El FC Barcelona acaba de ver como su clásico rival, el Real Madrid, se lleva el título de la Liga 2019/2020, quien tuvo un regreso perfecto luego del parón de casi cuatro meses causado por la pandemia, mientras que los culés partían con ventaja que desperdiciaron al perder valiosos puntos contra equipos que no parecían la mayor amenaza.
Desde el comienzo de la temporada el conjunto demostró su irregularidad que terminó con la destitución de Ernesto Valverde para contratar al entrenador de 61 años, Quique Setién. Sin embargo, este cambio de directiva no significó ninguna mejora en lo que a resultados y estilo de juego se refiere.
Lo más común es culpar al entrenador, pero este debacle tiene muchas más razones de las que se deben analizar.
LUCHA ENTRE PLANTEL Y DIRIGENTES
La relación entre los miembros de la plantilla culé y los dirigentes de la misma se puede decir que esta temporada no ha sido la mejor por razones mayormente políticas. A principios de año, se reveló la contratación de empresas para el monitoreo de redes sociales y que creaban cuentas de Facebook y Twitter que promovían la imagen de los dirigentes del club, mientras que atacaba a jugadores como Messi y Pique. Luego de este escándalo, renunciaron 6 dirigentes de peso.
Añadido a esto, las declaraciones de Abidal en cuanto al despido de Ernesto Valverde en el que el secretario técnico señalo que muchos jugadores no estaban conformes con su trabajo. Esto causó la ira de la Pulga quien posteó en redes sociales: «Los responsables del área de la dirección deportiva también deben asumir sus responsabilidades y sobre todo hacerse cargo de las decisiones que toman. Creo que cuando se habla de jugadores habría que dar nombres, porque si no se nos está ensuciando a todos y alimentando cosas que se dicen y no son ciertas”.
DIFERENCIAS ENTRE TÉCNICOS Y JUGADORES
En los medios catalanes se habla mucho del descontento que existe por parte del plantel con el cuerpo técnico que llegó esta temporada. Se dice que Messi no estaba de acuerdo con la destitución de Valverde y esto provocó que la falta de resultados con el cambio de entrenador, lo molestara más.
Quique tiene un perfil muy parecido al de Ernesto, así que no iba a generar una modificación radical en el estilo de juego culé. Además se trajo consigo a Eder Sarabia, teniendo varios encontronazos con algunos jugadores, entre ellos el astro argentino.
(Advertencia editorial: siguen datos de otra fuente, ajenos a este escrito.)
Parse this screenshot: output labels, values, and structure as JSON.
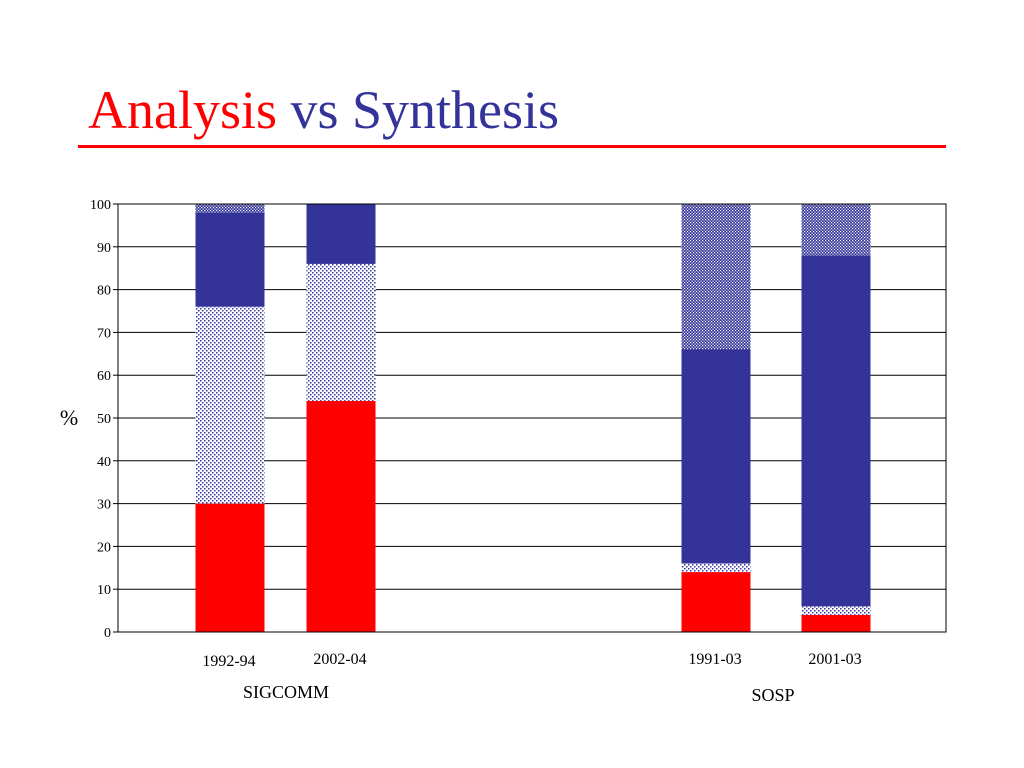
{
  "title": {
    "part1": "Analysis",
    "part2": "vs",
    "part3": "Synthesis",
    "color_part1": "#ff0000",
    "color_rest": "#333399"
  },
  "colors": {
    "rule": "#ff0000",
    "analysis": "#ff0000",
    "synthesis": "#333399",
    "hatch_light": "#8f91d6",
    "hatch_dark": "#3b3f9e"
  },
  "chart_data": {
    "type": "bar",
    "stacked": true,
    "ylabel": "%",
    "ylim": [
      0,
      100
    ],
    "yticks": [
      0,
      10,
      20,
      30,
      40,
      50,
      60,
      70,
      80,
      90,
      100
    ],
    "grid": true,
    "categories": [
      "1992-94",
      "2002-04",
      "1991-03",
      "2001-03"
    ],
    "groups": [
      {
        "label": "SIGCOMM",
        "categories": [
          "1992-94",
          "2002-04"
        ]
      },
      {
        "label": "SOSP",
        "categories": [
          "1991-03",
          "2001-03"
        ]
      }
    ],
    "series": [
      {
        "values": [
          30,
          54,
          14,
          4
        ],
        "color": "#ff0000",
        "pattern": "solid"
      },
      {
        "values": [
          46,
          32,
          2,
          2
        ],
        "color": "#8f91d6",
        "pattern": "light-dots"
      },
      {
        "values": [
          22,
          14,
          50,
          82
        ],
        "color": "#333399",
        "pattern": "solid"
      },
      {
        "values": [
          2,
          0,
          34,
          12
        ],
        "color": "#3b3f9e",
        "pattern": "dense-dots"
      }
    ]
  }
}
FICHAJES QUE NO ESTÁN A LA ALTURA
Desde la partida de Neymar, el Barcelona ha buscado un delantero que acompañe a Messi y Suarez en el trío ofensivo pero que terminan decepcionando a pesar de las grandes cantidades de dinero que se gastan por ellos.
Uno de los seleccionados para ocupar este lugar fue Philippe Coutinho por quien pagaron 145 millones de euros. El brasileño no rindió de la manera esperada y terminó cedido para el Bayern Munich.
Ousmane Dembélé fue otra promesa que no estuvo a la altura. Se gastaron 125 millones de euros por él y las constantes lesiones no lo dejan terminar de acoplarse en la plantilla.
Por último está Antoine Griezmann, que fue transferido esta temporada por 120 millones de euros. Todavía se encuentra en un periodo de adaptación y ha aportado jugadas, asistencias y goles al equipo blaugrana, pero no termina de convencer a la afición.
MESSIDEPENDENCIA
El argentino es considerado el mejor futbolista del mundo para muchos seguidores del deporte y por esta razón todo el equipo se mueve en torno a él. Esto cada vez se hace más evidente y parece que el Barcelona juega a tener el balón, levantar la cabeza, buscar al capitán para dársela y que él resuelva con alguna de sus genialidades. Son pocas las veces que los demás jugadores se atreven a armar una jugada sin la participación del 10.
PESO DE LA HISTORIA
El Barcelona lleva las dos últimas décadas estando entre los clubes más grandes de Europa acostumbrándose a llevarse por lo menos un título por temporada si es que no pueden llevarse los tres campeonatos más importantes en los que participa. Esto significa una presión para los jugadores que necesitan llevar un trofeo a su casa para no considerar la campaña como un fracaso.
Este es el caso de esta edición en la que quedaron segundos en la Liga, en donde muchos equipos tomarían este lugar como un logro motivo de celebración, pero para el FC Barcelona es tomado como una de las peores temporadas.